The Guardian ran an article that I have written several times on my blog. Multiple the average number of books you read in a year, times the number of years you think you’ve got left to live, and that gives you how many books you have left to read in your lifetime. I figure I have 500-1,000. I already own over a 1,000 unread books, and I buy new ones at the rate maybe 5 a week. So, I’m buying another 2,500-5,000 books before I die, even though I’ll only read 500-1,000 more books.
This brings up all kinds of problems, beyond the obvious stupidity of buying books that I’ll never read. The math is simple! I read one book a week, and I buy five? Could I be any more stupid?
Each week I read a book—and that week might actually be my last week on Earth. Or it might be one of a 1,000 weeks I might have left. Either way, should I ever read a so-so book? Or even a merely very good book? I’m pretty sure there are way more than 1,000 excellent books out there that I haven’t read. So, each week, should I think to myself, “Hey, let’s pick a mediocre book and read it this week!”
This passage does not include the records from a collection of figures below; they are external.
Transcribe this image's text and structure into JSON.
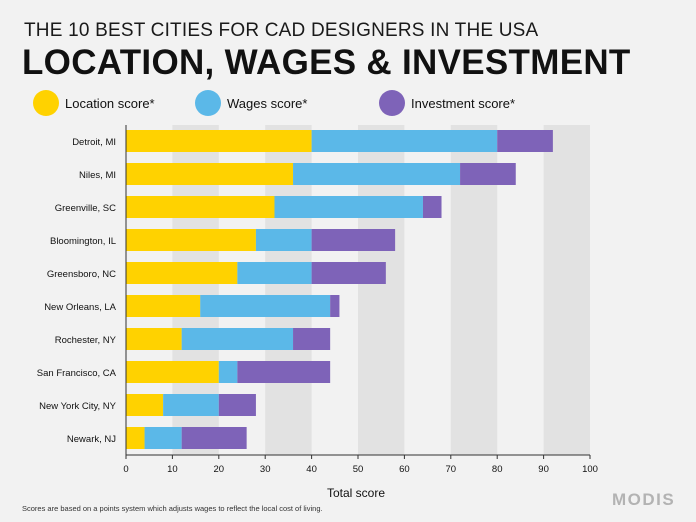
{
  "header": {
    "subtitle": "THE 10 BEST CITIES FOR CAD DESIGNERS IN THE USA",
    "title": "LOCATION, WAGES & INVESTMENT"
  },
  "colors": {
    "location": "#ffd200",
    "wages": "#5bb8e8",
    "investment": "#7e63b8",
    "band": "#e2e2e2",
    "background": "#f2f2f2"
  },
  "chart_data": {
    "type": "bar",
    "orientation": "horizontal",
    "stacked": true,
    "categories": [
      "Detroit, MI",
      "Niles, MI",
      "Greenville, SC",
      "Bloomington, IL",
      "Greensboro, NC",
      "New Orleans, LA",
      "Rochester, NY",
      "San Francisco, CA",
      "New York City, NY",
      "Newark, NJ"
    ],
    "series": [
      {
        "name": "Location score*",
        "values": [
          40,
          36,
          32,
          28,
          24,
          16,
          12,
          20,
          8,
          4
        ]
      },
      {
        "name": "Wages score*",
        "values": [
          40,
          36,
          32,
          12,
          16,
          28,
          24,
          4,
          12,
          8
        ]
      },
      {
        "name": "Investment score*",
        "values": [
          12,
          12,
          4,
          18,
          16,
          2,
          8,
          20,
          8,
          14
        ]
      }
    ],
    "xlabel": "Total score",
    "xlim": [
      0,
      100
    ],
    "xticks": [
      0,
      10,
      20,
      30,
      40,
      50,
      60,
      70,
      80,
      90,
      100
    ],
    "legend_position": "top"
  },
  "footnote": "Scores are based on a points system which adjusts wages to reflect the local cost of living.",
  "brand": "MODIS"
}
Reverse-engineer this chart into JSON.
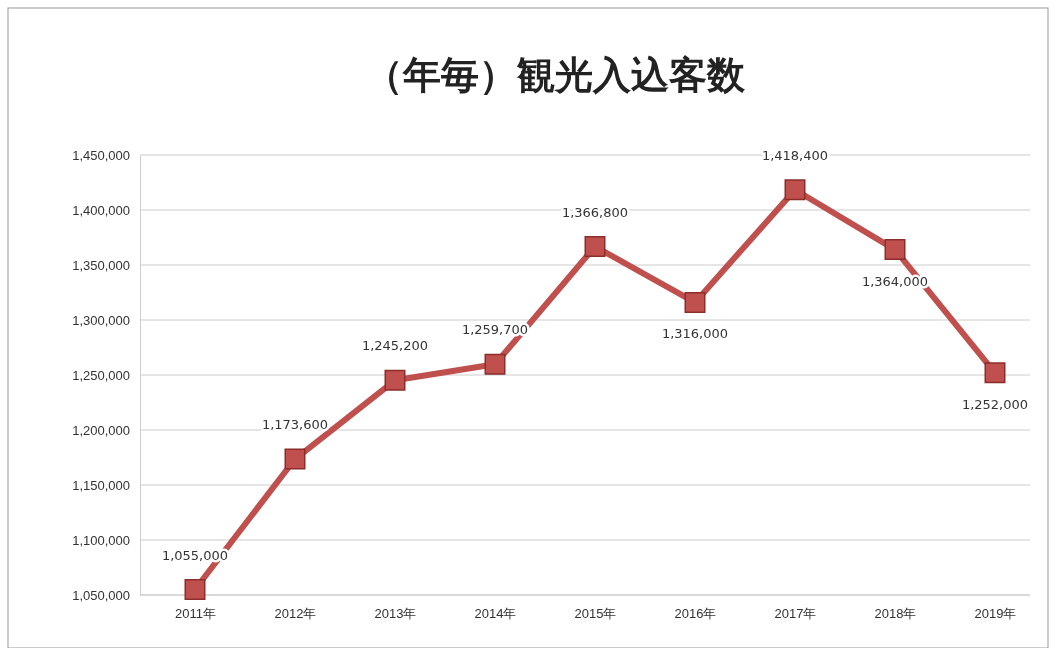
{
  "chart_data": {
    "type": "line",
    "title": "（年毎）観光入込客数",
    "categories": [
      "2011年",
      "2012年",
      "2013年",
      "2014年",
      "2015年",
      "2016年",
      "2017年",
      "2018年",
      "2019年"
    ],
    "series": [
      {
        "color": "#c0504d",
        "values": [
          1055000,
          1173600,
          1245200,
          1259700,
          1366800,
          1316000,
          1418400,
          1364000,
          1252000
        ]
      }
    ],
    "value_labels": [
      "1,055,000",
      "1,173,600",
      "1,245,200",
      "1,259,700",
      "1,366,800",
      "1,316,000",
      "1,418,400",
      "1,364,000",
      "1,252,000"
    ],
    "ylim": [
      1050000,
      1450000
    ],
    "yticks": [
      {
        "value": 1050000,
        "label": "1,050,000"
      },
      {
        "value": 1100000,
        "label": "1,100,000"
      },
      {
        "value": 1150000,
        "label": "1,150,000"
      },
      {
        "value": 1200000,
        "label": "1,200,000"
      },
      {
        "value": 1250000,
        "label": "1,250,000"
      },
      {
        "value": 1300000,
        "label": "1,300,000"
      },
      {
        "value": 1350000,
        "label": "1,350,000"
      },
      {
        "value": 1400000,
        "label": "1,400,000"
      },
      {
        "value": 1450000,
        "label": "1,450,000"
      }
    ],
    "grid": "y",
    "marker": "square",
    "line_style": "solid"
  }
}
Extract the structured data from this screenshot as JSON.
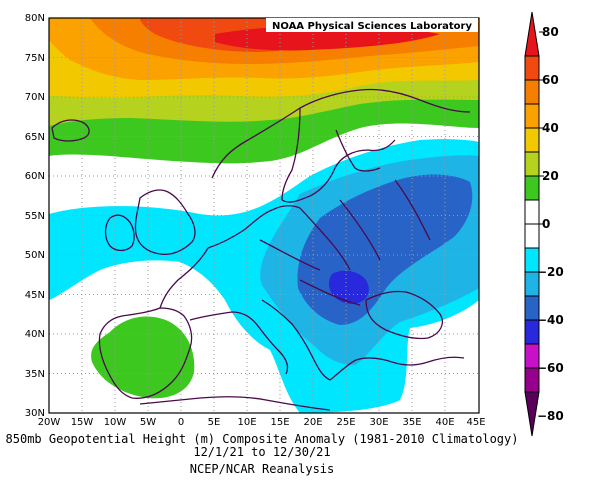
{
  "header": {
    "source_label": "NOAA Physical Sciences Laboratory"
  },
  "footer": {
    "line1": "850mb Geopotential Height (m) Composite Anomaly (1981-2010 Climatology)",
    "line2": "12/1/21 to 12/30/21",
    "line3": "NCEP/NCAR Reanalysis"
  },
  "map": {
    "lat_labels": [
      "80N",
      "75N",
      "70N",
      "65N",
      "60N",
      "55N",
      "50N",
      "45N",
      "40N",
      "35N",
      "30N"
    ],
    "lon_labels": [
      "20W",
      "15W",
      "10W",
      "5W",
      "0",
      "5E",
      "10E",
      "15E",
      "20E",
      "25E",
      "30E",
      "35E",
      "40E",
      "45E"
    ],
    "extent": {
      "lon": [
        -20,
        45
      ],
      "lat": [
        30,
        80
      ]
    },
    "grid": "dotted"
  },
  "colorbar": {
    "tick_labels": [
      "80",
      "60",
      "40",
      "20",
      "0",
      "−20",
      "−40",
      "−60",
      "−80"
    ],
    "range": [
      -80,
      80
    ],
    "colors": {
      "p80": "#e8141c",
      "p70": "#f04a10",
      "p60": "#f77f00",
      "p50": "#fca200",
      "p40": "#f2c800",
      "p30": "#b4d21e",
      "p20": "#3cc81e",
      "p10": "#ffffff",
      "n10": "#ffffff",
      "n20": "#00e6ff",
      "n30": "#1eb4e6",
      "n40": "#2864c8",
      "n50": "#2828dc",
      "n60": "#c810c8",
      "n70": "#96008c",
      "n80": "#5a005a"
    }
  },
  "chart_data": {
    "type": "heatmap",
    "variable": "850mb Geopotential Height Composite Anomaly",
    "units": "m",
    "climatology": "1981-2010",
    "period": [
      "12/1/21",
      "12/30/21"
    ],
    "extent": {
      "lon": [
        -20,
        45
      ],
      "lat": [
        30,
        80
      ]
    },
    "levels": [
      -80,
      -70,
      -60,
      -50,
      -40,
      -30,
      -20,
      -10,
      0,
      10,
      20,
      30,
      40,
      50,
      60,
      70,
      80
    ]
  }
}
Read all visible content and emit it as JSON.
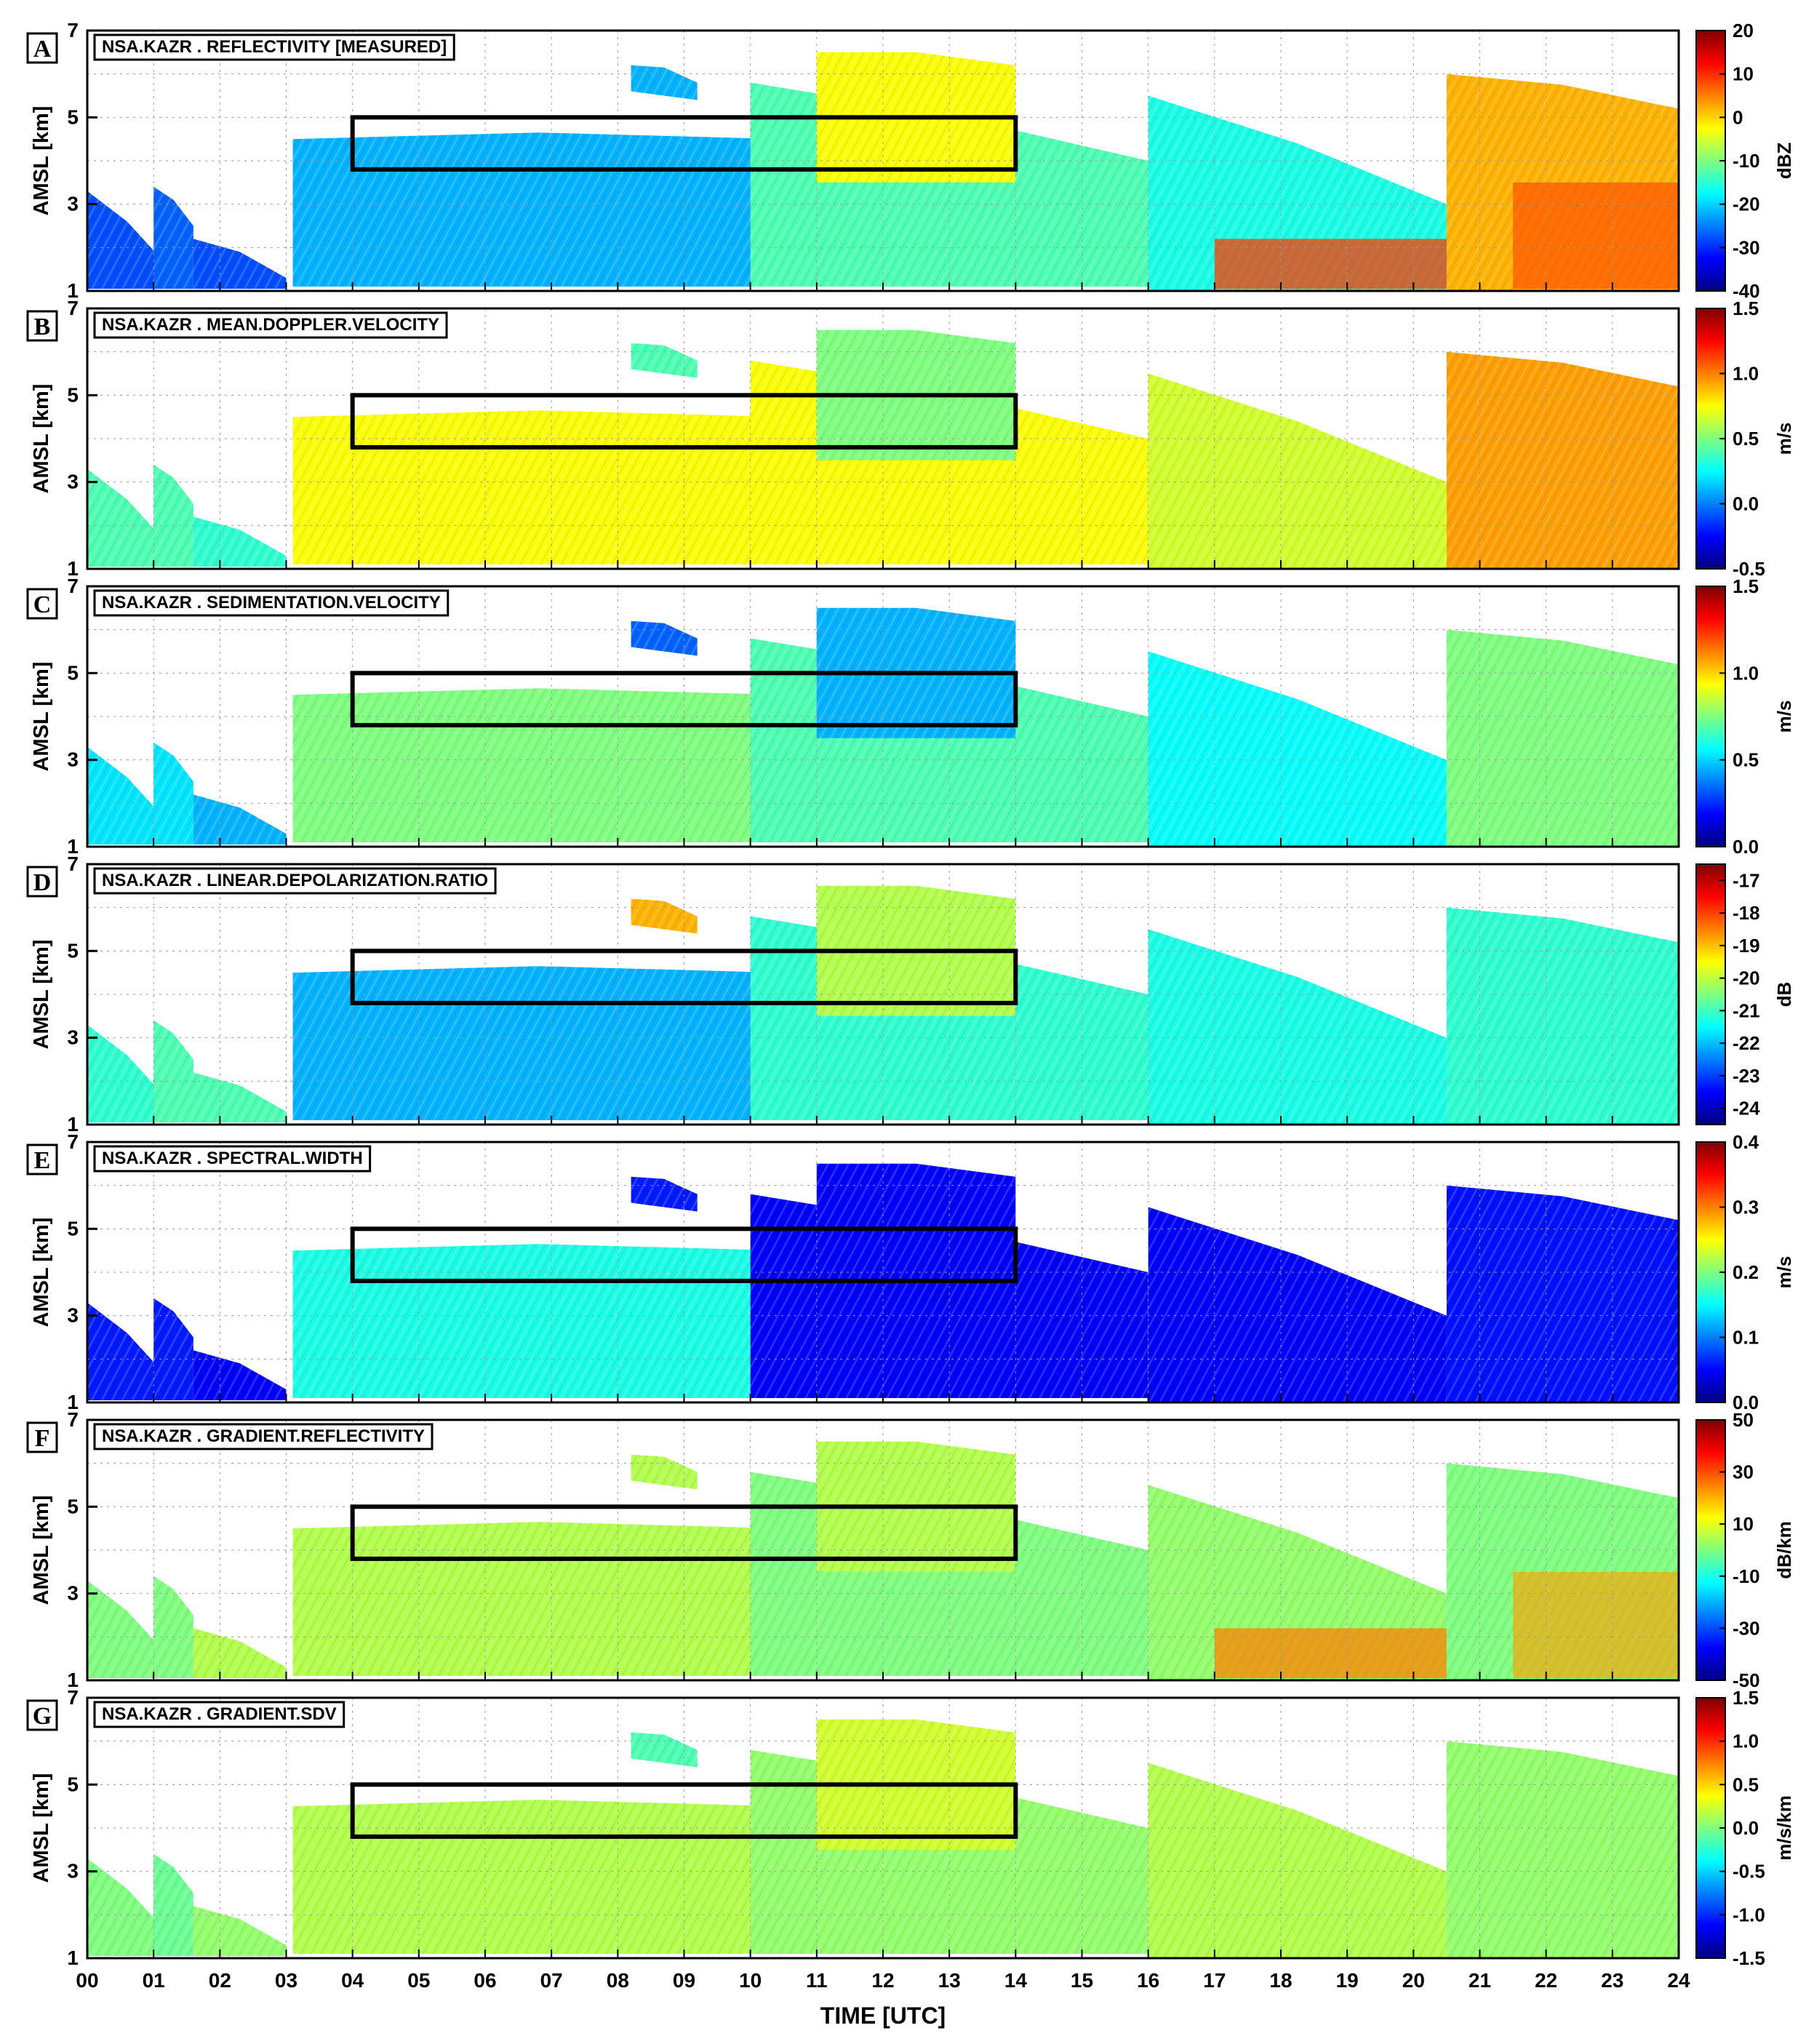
{
  "chart_data": {
    "type": "heatmap",
    "xlabel": "TIME [UTC]",
    "ylabel": "AMSL [km]",
    "xlim": [
      0,
      24
    ],
    "ylim": [
      1,
      7
    ],
    "x_ticks": [
      "00",
      "01",
      "02",
      "03",
      "04",
      "05",
      "06",
      "07",
      "08",
      "09",
      "10",
      "11",
      "12",
      "13",
      "14",
      "15",
      "16",
      "17",
      "18",
      "19",
      "20",
      "21",
      "22",
      "23",
      "24"
    ],
    "y_ticks": [
      "1",
      "3",
      "5",
      "7"
    ],
    "grid": true,
    "highlight_box": {
      "x": [
        4,
        14
      ],
      "y": [
        3.8,
        5.0
      ]
    },
    "cloud_layers": [
      {
        "x": [
          0.0,
          1.2
        ],
        "top": [
          3.3,
          1.6
        ],
        "base": [
          1.05,
          1.05
        ]
      },
      {
        "x": [
          1.0,
          1.6
        ],
        "top": [
          3.4,
          2.5
        ],
        "base": [
          1.05,
          1.05
        ]
      },
      {
        "x": [
          1.6,
          3.0
        ],
        "top": [
          2.2,
          1.3
        ],
        "base": [
          1.05,
          1.05
        ]
      },
      {
        "x": [
          3.1,
          10.5
        ],
        "top": [
          4.5,
          4.5
        ],
        "base": [
          1.1,
          1.1
        ]
      },
      {
        "x": [
          10.0,
          16.0
        ],
        "top": [
          5.8,
          4.0
        ],
        "base": [
          1.1,
          1.1
        ]
      },
      {
        "x": [
          11.0,
          14.0
        ],
        "top": [
          6.5,
          6.2
        ],
        "base": [
          3.5,
          3.5
        ]
      },
      {
        "x": [
          16.0,
          20.5
        ],
        "top": [
          5.5,
          3.0
        ],
        "base": [
          1.0,
          1.0
        ]
      },
      {
        "x": [
          20.5,
          24.0
        ],
        "top": [
          6.0,
          5.2
        ],
        "base": [
          1.0,
          1.0
        ]
      },
      {
        "x": [
          8.2,
          9.2
        ],
        "top": [
          6.2,
          5.8
        ],
        "base": [
          5.6,
          5.4
        ]
      }
    ],
    "panels": [
      {
        "letter": "A",
        "label": "NSA.KAZR   .   REFLECTIVITY [MEASURED]",
        "unit": "dBZ",
        "colorbar_ticks": [
          "20",
          "10",
          "0",
          "-10",
          "-20",
          "-30",
          "-40"
        ],
        "range": [
          -40,
          20
        ]
      },
      {
        "letter": "B",
        "label": "NSA.KAZR   .   MEAN.DOPPLER.VELOCITY",
        "unit": "m/s",
        "colorbar_ticks": [
          "1.5",
          "1.0",
          "0.5",
          "0.0",
          "-0.5"
        ],
        "range": [
          -0.5,
          1.5
        ]
      },
      {
        "letter": "C",
        "label": "NSA.KAZR   .   SEDIMENTATION.VELOCITY",
        "unit": "m/s",
        "colorbar_ticks": [
          "1.5",
          "1.0",
          "0.5",
          "0.0"
        ],
        "range": [
          0.0,
          1.5
        ]
      },
      {
        "letter": "D",
        "label": "NSA.KAZR   .   LINEAR.DEPOLARIZATION.RATIO",
        "unit": "dB",
        "colorbar_ticks": [
          "-17",
          "-18",
          "-19",
          "-20",
          "-21",
          "-22",
          "-23",
          "-24"
        ],
        "range": [
          -24.5,
          -16.5
        ]
      },
      {
        "letter": "E",
        "label": "NSA.KAZR   .   SPECTRAL.WIDTH",
        "unit": "m/s",
        "colorbar_ticks": [
          "0.4",
          "0.3",
          "0.2",
          "0.1",
          "0.0"
        ],
        "range": [
          0.0,
          0.4
        ]
      },
      {
        "letter": "F",
        "label": "NSA.KAZR   .   GRADIENT.REFLECTIVITY",
        "unit": "dB/km",
        "colorbar_ticks": [
          "50",
          "30",
          "10",
          "-10",
          "-30",
          "-50"
        ],
        "range": [
          -50,
          50
        ]
      },
      {
        "letter": "G",
        "label": "NSA.KAZR   .   GRADIENT.SDV",
        "unit": "m/s/km",
        "colorbar_ticks": [
          "1.5",
          "1.0",
          "0.5",
          "0.0",
          "-0.5",
          "-1.0",
          "-1.5"
        ],
        "range": [
          -1.5,
          1.5
        ]
      }
    ],
    "colormap": [
      "#00007f",
      "#0000ff",
      "#007fff",
      "#00ffff",
      "#7fff7f",
      "#ffff00",
      "#ff7f00",
      "#ff0000",
      "#7f0000"
    ]
  }
}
Everyone loves to play that game – “What one book would you take to a deserted island?” Isn’t that how we should be think every time we pick up a book to read? Read every book as if it was our last?
I read one book a week. I should always think to myself that this week could be my last. Shouldn’t the book I pick to read be one that’s at least deserted island worthy?
It’s not like we’re short on great books.
I should do two things. First, don’t buy books until I’m ready to read them. Second, don’t read anything less than a great book.